The only other thing I’ll add is that Jess and I got to see InSight, the probe, land on Mars in 2018. We were at Jet Propulsion Laboratory with the people who helped design it as it was approaching Mars. And with them in the room, through this pin-drop silence as they’re watching their life’s work either go up in flames or slam onto another planet. And the moment — it was so exciting and so moving, there was a small moment where the first photograph from InSight came back, a dust-spackled photograph of another planet.
And we all burst into cheers and then one of our writers turned to us and said, “Imagine now that there had been people on it.” So it felt like that’s what we wanted to build to.
In terms of Season 2, I always felt like if there was a final card that I would love to have on the season, it would be “Away will return for Season 2… on Mars.” Part of what we’re promising is what that crew experiences at the very end, we now we get to live in a new world.

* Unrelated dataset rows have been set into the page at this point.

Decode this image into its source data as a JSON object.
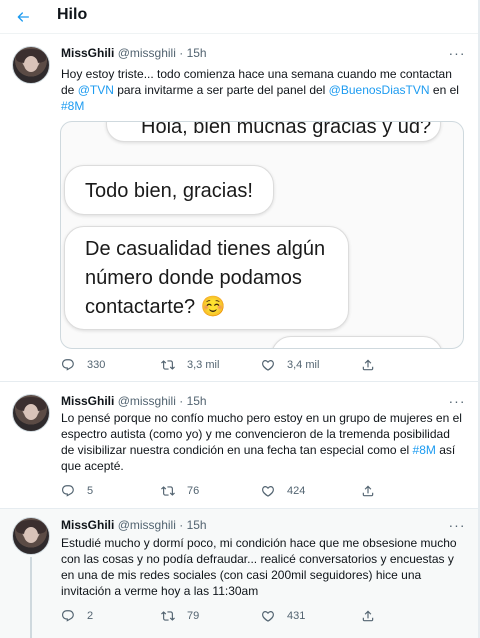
{
  "header": {
    "title": "Hilo"
  },
  "tweets": [
    {
      "name": "MissGhili",
      "handle": "@missghili",
      "dot": "·",
      "time": "15h",
      "text": {
        "p1": "Hoy estoy triste... todo comienza hace una semana cuando me contactan de ",
        "l1": "@TVN",
        "p2": " para invitarme a ser parte del panel del ",
        "l2": "@BuenosDiasTVN",
        "p3": " en el ",
        "l3": "#8M"
      },
      "media": {
        "bubble1": "Hola, bien muchas gracias y ud?",
        "bubble2": "Todo bien, gracias!",
        "bubble3_l1": "De casualidad tienes algún",
        "bubble3_l2": "número donde podamos",
        "bubble3_l3": "contactarte? ☺️"
      },
      "replies": "330",
      "retweets": "3,3 mil",
      "likes": "3,4 mil"
    },
    {
      "name": "MissGhili",
      "handle": "@missghili",
      "dot": "·",
      "time": "15h",
      "text": {
        "p1": "Lo pensé porque no confío mucho pero estoy en un grupo de mujeres en el espectro autista (como yo) y me convencieron de la tremenda posibilidad de visibilizar nuestra condición en una fecha tan especial como el ",
        "l1": "#8M",
        "p2": " así que acepté."
      },
      "replies": "5",
      "retweets": "76",
      "likes": "424"
    },
    {
      "name": "MissGhili",
      "handle": "@missghili",
      "dot": "·",
      "time": "15h",
      "text": {
        "p1": "Estudié mucho y dormí poco, mi condición hace que me obsesione mucho con las cosas y no podía defraudar... realicé conversatorios y encuestas y en una de mis redes sociales (con casi 200mil seguidores) hice una invitación a verme hoy a las 11:30am"
      },
      "replies": "2",
      "retweets": "79",
      "likes": "431"
    }
  ],
  "colors": {
    "accent": "#1d9bf0",
    "muted": "#536471",
    "text": "#0f1419"
  }
}
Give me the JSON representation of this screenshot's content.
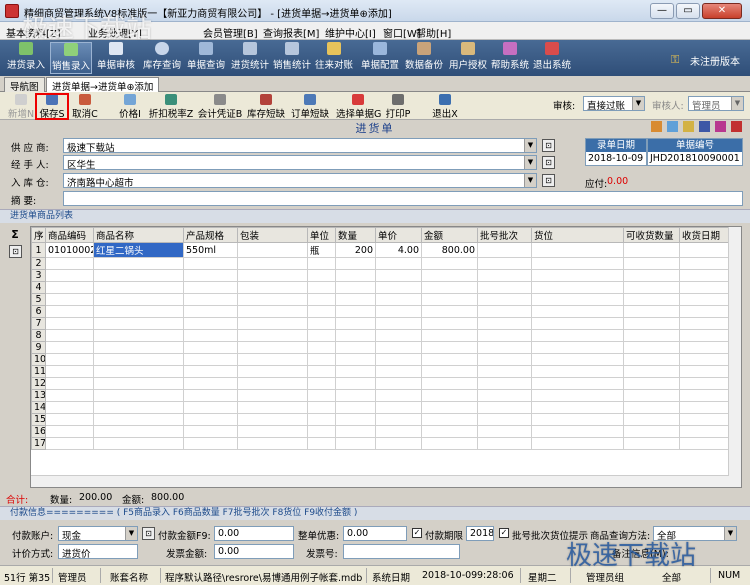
{
  "window": {
    "title": "精细商贸管理系统V8标准版一【新亚力商贸有限公司】 - [进货单据→进货单⊕添加]",
    "min": "—",
    "restore": "▭",
    "close": "✕"
  },
  "menu": [
    "基本资料[Z]",
    "业务处理[Y]",
    "会员管理[B]",
    "查询报表[M]",
    "维护中心[I]",
    "窗口[W]",
    "帮助[H]"
  ],
  "toolbar": {
    "buttons": [
      "进货录入",
      "销售录入",
      "单据审核",
      "库存查询",
      "单据查询",
      "进货统计",
      "销售统计",
      "往来对账",
      "单据配置",
      "数据备份",
      "用户授权",
      "帮助系统",
      "退出系统"
    ],
    "unregistered": "未注册版本"
  },
  "tabs": [
    "导航图",
    "进货单据→进货单⊕添加"
  ],
  "subtoolbar": {
    "buttons": [
      "新增N",
      "保存S",
      "取消C",
      "价格I",
      "折扣税率Z",
      "会计凭证B",
      "库存短缺",
      "订单短缺",
      "选择单据G",
      "打印P",
      "退出X"
    ],
    "review_label": "审核:",
    "review_value": "直接过账",
    "reviewer_label": "审核人:",
    "reviewer_value": "管理员"
  },
  "form": {
    "title": "进货单",
    "supplier_label": "供 应 商:",
    "supplier_value": "极速下载站",
    "handler_label": "经 手 人:",
    "handler_value": "区华生",
    "warehouse_label": "入 库 仓:",
    "warehouse_value": "济南路中心超市",
    "memo_label": "摘    要:",
    "memo_value": "",
    "record_date_label": "录单日期",
    "record_date_value": "2018-10-09",
    "doc_no_label": "单据编号",
    "doc_no_value": "JHD201810090001",
    "payable_label": "应付:",
    "payable_value": "0.00"
  },
  "grid": {
    "caption": "进货单商品列表",
    "columns": [
      "序",
      "商品编码",
      "商品名称",
      "产品规格",
      "包装",
      "单位",
      "数量",
      "单价",
      "金额",
      "批号批次",
      "货位",
      "可收货数量",
      "收货日期"
    ],
    "rows": [
      {
        "no": "1",
        "code": "01010002",
        "name": "红星二锅头",
        "spec": "550ml",
        "pack": "",
        "unit": "瓶",
        "qty": "200",
        "price": "4.00",
        "amount": "800.00"
      }
    ],
    "empty_row_numbers": [
      "2",
      "3",
      "4",
      "5",
      "6",
      "7",
      "8",
      "9",
      "10",
      "11",
      "12",
      "13",
      "14",
      "15",
      "16",
      "17"
    ]
  },
  "totals": {
    "label": "合计:",
    "qty_label": "数量:",
    "qty_value": "200.00",
    "amount_label": "金额:",
    "amount_value": "800.00"
  },
  "payment": {
    "header": "付款信息========= ( F5商品录入  F6商品数量  F7批号批次  F8货位  F9收付金额 )",
    "account_label": "付款账户:",
    "account_value": "现金",
    "pay_amount_label": "付款金额F9:",
    "pay_amount_value": "0.00",
    "discount_label": "整单优惠:",
    "discount_value": "0.00",
    "due_label": "付款期限",
    "due_value": "2018-",
    "hint_label": "批号批次货位提示",
    "query_method_label": "商品查询方法:",
    "query_method_value": "全部",
    "price_method_label": "计价方式:",
    "price_method_value": "进货价",
    "invoice_amount_label": "发票金额:",
    "invoice_amount_value": "0.00",
    "invoice_no_label": "发票号:",
    "invoice_no_value": "",
    "notes_label": "备注信息(M):"
  },
  "status": {
    "row": "51行 第35",
    "user": "管理员",
    "account_name": "账套名称",
    "path": "程序默认路径\\resrore\\易博通用例子帐套.mdb",
    "sys_date_label": "系统日期",
    "sys_date": "2018-10-09",
    "time": "9:28:06",
    "weekday": "星期二",
    "all": "全部",
    "role": "管理员组",
    "num": "NUM"
  },
  "watermarks": [
    "极速下载站",
    "极速下载站"
  ]
}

GOLDBERG: Yeah. And I think just to add to that, going through that emotional journey, because you’ve seen the show so you know there’s a certain point halfway through, and this would really happen where you can no longer see each other on Skype or on your computer and everything has to be text and there’s a delay that’s 20 minutes. And it’s been hard enough for all of us having to realize like, “Oh I had to isolate two weeks before I can see my mother.” And those steps are so important to the emotional journey of these characters.
In general, when you were coming at this, one common theme of a lot of stories that focus this heavily on space travel is space is a terrifying place that wants to kill you. What were your feelings about space as a place to set a story? And did they change by the time you finished the first season?
HINDERAKER: I think the way I thought about is that space is a place that demands you change. One of the things that that first article talks about is the way when you go on a journey like this, your body changes in space and literally parts of your body, like your heel that you don’t need to use anymore starts to slip off of your foot … in a way that’s telling you everything you’ve learned about up and down goes out the window. It’d be different in many ways to be stripped of our armor and to evolve. And I think that’s what we see the consequences for being in space. But I don’t think of it necessarily as a merciless enemy, so much as an unforgiving agent of transformation.
GOLDBERG: Yeah, I think for me, I came to this show falling so in love with the personal stories, with the intimate stories. And my discovery was to really understand the importance of space travel and the dream of it, the hope of it like, “Oh, if we can do this, like who knows what else we can get, we can cure cancer.” Before the research and before talking to astronauts, I was more obsessed with the natural world around me, of trees and mountains. And suddenly I understood these limits need to be pushed for us to go to the next places of achievement. So that was a real revelation, working on this show.
So, when it came to the final words discussed in the season finale, was it very easy to figure out what they should be? Or was that something you struggled with?
HINDERAKER: This is the best question we’re ever going to be asked.
GOLDBERG: I’m so happy you’re asking this because this was a moment in the writer’s room and something had started to happen to Andrew and I during the writing. It’s not even like we hang out, we just work together, but we had this idea that they’d send their last phrase and we looked at each other and we just said it at exactly the same time.
Oh, that’s eerie.
GOLDBERG: Isn’t that the case?
HINDERAKER: Yeah, totally true. And then the other writers kind of like slinked out of the room.
GOLDBERG: Yeah. They were like “this is too weird, you guys are too alike.” But we just both knew exactly at that moment. It was very strange.
HINDERAKER: Yeah, it was fun. We looked at each other and we both said “It was worth it.” At the same time.
Away Season 1 is streaming now on Netflix.